The Reverent Al Sharpton spoke at St. Olaf College this evening. The event drew a large crowd from far and near. After being introduced, Al Sharpton went on stage. Having offered his thanks, he declared, at the outset, that though Americans tend to shy away from talking openly about race, he was going to talk about it.
He did, offering a memorable account of how the racial situation has evolved in America during his lifetime. When he was a young man, he said, nobody, in their wildest dreams, had the idea that a black person would ever become president of the USA. The election of Barack Obama, he said, and particularly his re-election, is a sign of progress. He also gave the example of Beyoncé, an artist who is embraced by Americans of all races, whereas in his youth, the situation was very different.
While acknowledging progress, he dwelt at length on enduring problem, giving incisive accounts of events such as the recent police killing of Michael Brown in Ferguson, Missouri, and several such cases from the east to the west coasts.

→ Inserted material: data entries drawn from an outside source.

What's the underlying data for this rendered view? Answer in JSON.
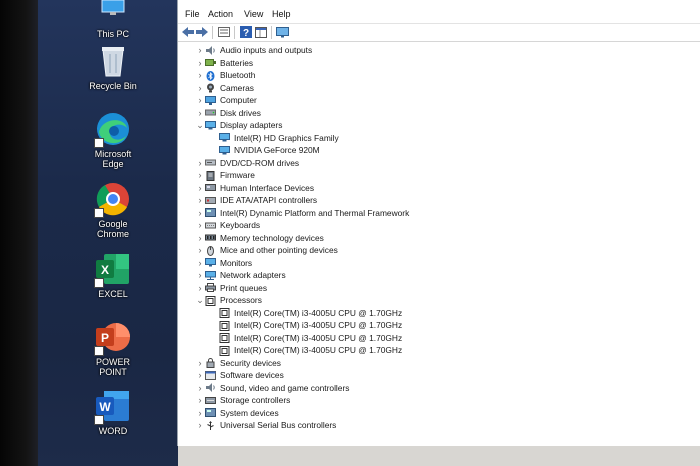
{
  "desktop": {
    "icons": [
      {
        "label": "This PC",
        "icon": "this-pc-icon"
      },
      {
        "label": "Recycle Bin",
        "icon": "recycle-bin-icon"
      },
      {
        "label": "Microsoft Edge",
        "line1": "Microsoft",
        "line2": "Edge",
        "icon": "edge-icon"
      },
      {
        "label": "Google Chrome",
        "line1": "Google",
        "line2": "Chrome",
        "icon": "chrome-icon"
      },
      {
        "label": "EXCEL",
        "icon": "excel-icon"
      },
      {
        "label": "POWER POINT",
        "line1": "POWER",
        "line2": "POINT",
        "icon": "powerpoint-icon"
      },
      {
        "label": "WORD",
        "icon": "word-icon"
      }
    ]
  },
  "menu": {
    "file": "File",
    "action": "Action",
    "view": "View",
    "help": "Help"
  },
  "toolbar": {
    "icons": [
      "back-arrow-icon",
      "forward-arrow-icon",
      "properties-icon",
      "help-icon",
      "console-icon",
      "monitor-icon"
    ]
  },
  "tree": {
    "audio": "Audio inputs and outputs",
    "batteries": "Batteries",
    "bluetooth": "Bluetooth",
    "cameras": "Cameras",
    "computer": "Computer",
    "disk": "Disk drives",
    "display": "Display adapters",
    "display_children": [
      "Intel(R) HD Graphics Family",
      "NVIDIA GeForce 920M"
    ],
    "dvd": "DVD/CD-ROM drives",
    "firmware": "Firmware",
    "hid": "Human Interface Devices",
    "ide": "IDE ATA/ATAPI controllers",
    "intel_dptf": "Intel(R) Dynamic Platform and Thermal Framework",
    "keyboards": "Keyboards",
    "memory": "Memory technology devices",
    "mice": "Mice and other pointing devices",
    "monitors": "Monitors",
    "network": "Network adapters",
    "print": "Print queues",
    "processors": "Processors",
    "processor_children": [
      "Intel(R) Core(TM) i3-4005U CPU @ 1.70GHz",
      "Intel(R) Core(TM) i3-4005U CPU @ 1.70GHz",
      "Intel(R) Core(TM) i3-4005U CPU @ 1.70GHz",
      "Intel(R) Core(TM) i3-4005U CPU @ 1.70GHz"
    ],
    "security": "Security devices",
    "software": "Software devices",
    "sound": "Sound, video and game controllers",
    "storage": "Storage controllers",
    "system": "System devices",
    "usb": "Universal Serial Bus controllers"
  },
  "colors": {
    "selection_blue": "#1f6fd1",
    "excel_green": "#1d7a45",
    "powerpoint_red": "#d24726",
    "word_blue": "#2b5fb4"
  }
}
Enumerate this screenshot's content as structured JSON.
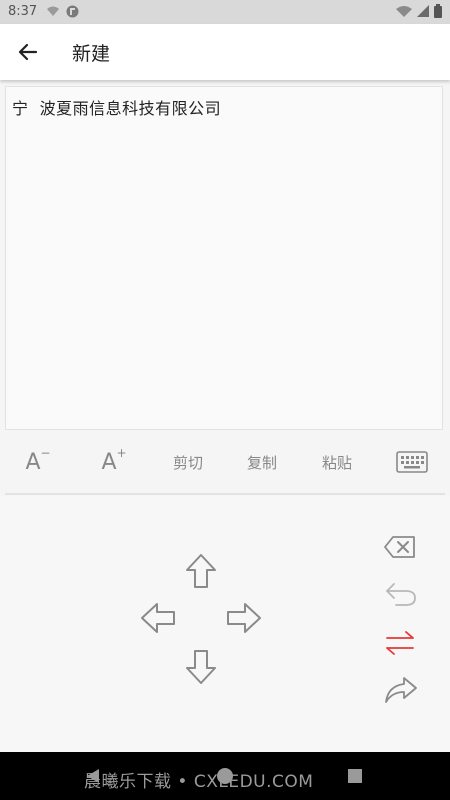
{
  "status_bar": {
    "time": "8:37"
  },
  "app_bar": {
    "title": "新建",
    "back_icon": "arrow-left-icon"
  },
  "editor": {
    "text": "宁  波夏雨信息科技有限公司"
  },
  "toolbar": {
    "font_decrease_label": "A",
    "font_decrease_mark": "−",
    "font_increase_label": "A",
    "font_increase_mark": "+",
    "cut_label": "剪切",
    "copy_label": "复制",
    "paste_label": "粘贴",
    "keyboard_icon": "keyboard-icon"
  },
  "pad": {
    "arrows": [
      "arrow-up-icon",
      "arrow-left-icon",
      "arrow-right-icon",
      "arrow-down-icon"
    ],
    "side": [
      "backspace-icon",
      "undo-icon",
      "swap-icon",
      "share-icon"
    ],
    "swap_color": "#e53935"
  },
  "watermark": "晨曦乐下载  •  CXLEDU.COM"
}
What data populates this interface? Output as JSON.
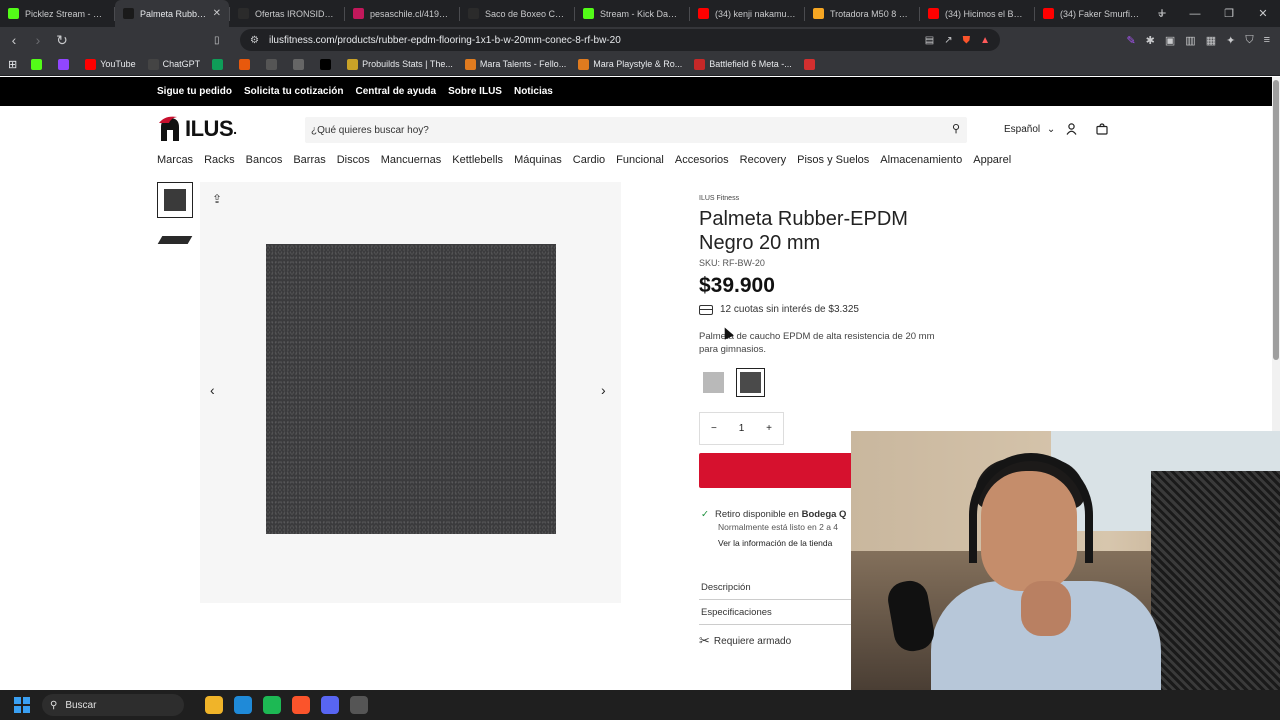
{
  "browser": {
    "tabs": [
      {
        "label": "Picklez Stream - Watch",
        "icon": "kick-icon",
        "color": "#53fc18"
      },
      {
        "label": "Palmeta Rubber-E",
        "icon": "ilus-icon",
        "color": "#1a1a1a",
        "active": true
      },
      {
        "label": "Ofertas IRONSIDE – Ir",
        "icon": "ironside-icon",
        "color": "#2b2b2b"
      },
      {
        "label": "pesaschile.cl/419-dest",
        "icon": "pesas-icon",
        "color": "#c2185b"
      },
      {
        "label": "Saco de Boxeo Cuero c",
        "icon": "ironside-icon",
        "color": "#2b2b2b"
      },
      {
        "label": "Stream - Kick Dashbo",
        "icon": "kick-icon",
        "color": "#53fc18"
      },
      {
        "label": "(34) kenji nakamura - Y",
        "icon": "youtube-icon",
        "color": "#ff0000"
      },
      {
        "label": "Trotadora M50 8 km/h",
        "icon": "star-icon",
        "color": "#f5a623"
      },
      {
        "label": "(34) Hicimos el BMW E",
        "icon": "youtube-icon",
        "color": "#ff0000"
      },
      {
        "label": "(34) Faker Smurfing in",
        "icon": "youtube-icon",
        "color": "#ff0000"
      }
    ],
    "url": "ilusfitness.com/products/rubber-epdm-flooring-1x1-b-w-20mm-conec-8-rf-bw-20",
    "bookmarks": [
      {
        "label": "",
        "icon": "kick-icon",
        "color": "#53fc18"
      },
      {
        "label": "",
        "icon": "twitch-icon",
        "color": "#9146ff"
      },
      {
        "label": "YouTube",
        "icon": "youtube-icon",
        "color": "#ff0000"
      },
      {
        "label": "ChatGPT",
        "icon": "chatgpt-icon",
        "color": "#444444"
      },
      {
        "label": "",
        "icon": "sheets-icon",
        "color": "#0f9d58"
      },
      {
        "label": "",
        "icon": "orange-icon",
        "color": "#e8590c"
      },
      {
        "label": "",
        "icon": "flickr-icon",
        "color": "#555555"
      },
      {
        "label": "",
        "icon": "helmet-icon",
        "color": "#666666"
      },
      {
        "label": "",
        "icon": "x-icon",
        "color": "#000000"
      },
      {
        "label": "Probuilds Stats | The...",
        "icon": "probuilds-icon",
        "color": "#c9a227"
      },
      {
        "label": "Mara Talents - Fello...",
        "icon": "mara-icon",
        "color": "#e07b1f"
      },
      {
        "label": "Mara Playstyle & Ro...",
        "icon": "mara-icon",
        "color": "#e07b1f"
      },
      {
        "label": "Battlefield 6 Meta -...",
        "icon": "battlefield-icon",
        "color": "#c62828"
      },
      {
        "label": "",
        "icon": "red-app-icon",
        "color": "#d32f2f"
      }
    ]
  },
  "store": {
    "topbar": [
      "Sigue tu pedido",
      "Solicita tu cotización",
      "Central de ayuda",
      "Sobre ILUS",
      "Noticias"
    ],
    "logo_text": "ILUS",
    "search_placeholder": "¿Qué quieres buscar hoy?",
    "language": "Español",
    "nav": [
      "Marcas",
      "Racks",
      "Bancos",
      "Barras",
      "Discos",
      "Mancuernas",
      "Kettlebells",
      "Máquinas",
      "Cardio",
      "Funcional",
      "Accesorios",
      "Recovery",
      "Pisos y Suelos",
      "Almacenamiento",
      "Apparel"
    ]
  },
  "product": {
    "brand": "ILUS Fitness",
    "title": "Palmeta Rubber-EPDM Negro 20 mm",
    "sku": "SKU: RF-BW-20",
    "price": "$39.900",
    "installments": "12 cuotas sin interés de $3.325",
    "description": "Palmeta de caucho EPDM de alta resistencia de 20 mm para gimnasios.",
    "swatches": [
      {
        "color": "#b9b9b9",
        "selected": false
      },
      {
        "color": "#4a4a4a",
        "selected": true
      }
    ],
    "quantity": "1",
    "pickup_prefix": "Retiro disponible en ",
    "pickup_store": "Bodega Q",
    "pickup_note": "Normalmente está listo en 2 a 4",
    "store_info_link": "Ver la información de la tienda",
    "accordion": [
      "Descripción",
      "Especificaciones"
    ],
    "assembly": "Requiere armado"
  },
  "taskbar": {
    "search_label": "Buscar",
    "apps": [
      {
        "icon": "file-explorer-icon",
        "color": "#f0b429"
      },
      {
        "icon": "edge-icon",
        "color": "#1f8ad8"
      },
      {
        "icon": "spotify-icon",
        "color": "#1db954"
      },
      {
        "icon": "brave-icon",
        "color": "#fb542b"
      },
      {
        "icon": "discord-icon",
        "color": "#5865f2"
      },
      {
        "icon": "steam-icon",
        "color": "#555555"
      }
    ]
  }
}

Reverend Al Sharpton urged the young generation to believe in their ability to effect positive change. Instead of taking on many issues, each one should strive to define specific goals and work diligently to achieve those goals.
He offered a unique perspective on various issues, saying, for example, that when he tells Black people that they are sometimes accountable for the problems they face, he gets some negative reactions. He also said that his idea of civil rights embraces the rights of all groups of people who are in any way discriminated against or disenfranchised--blacks, Latinos, women, gay and lesbian people, Muslims, and so forth. He brought into his talk references to places beyond the USA, such as Palestine and South Africa.
Al Sharpton spoke about the issue of race without alienating anybody. Instead, he won applause and standing ovations with his insights, fairness, eloquence, and sense of humour. He charmed the audience with his jokes. He noted, for example, that people think he just pops up wherever there are problems around the USA. The truth, he said, is that people call him to those places.
After his talk, he was taken to a reception room where he interacted with people informally. He gracefully took photos with anybody who wanted to take a photo with him. My two daughters and I stepped forward to take a photo, and then my eldest daughter brought out Al Sharpton's book, Al On America. Reverend Al Sharpton right away offered to sign it, while reaching for a pen. It was a most touching, unforgettable experience.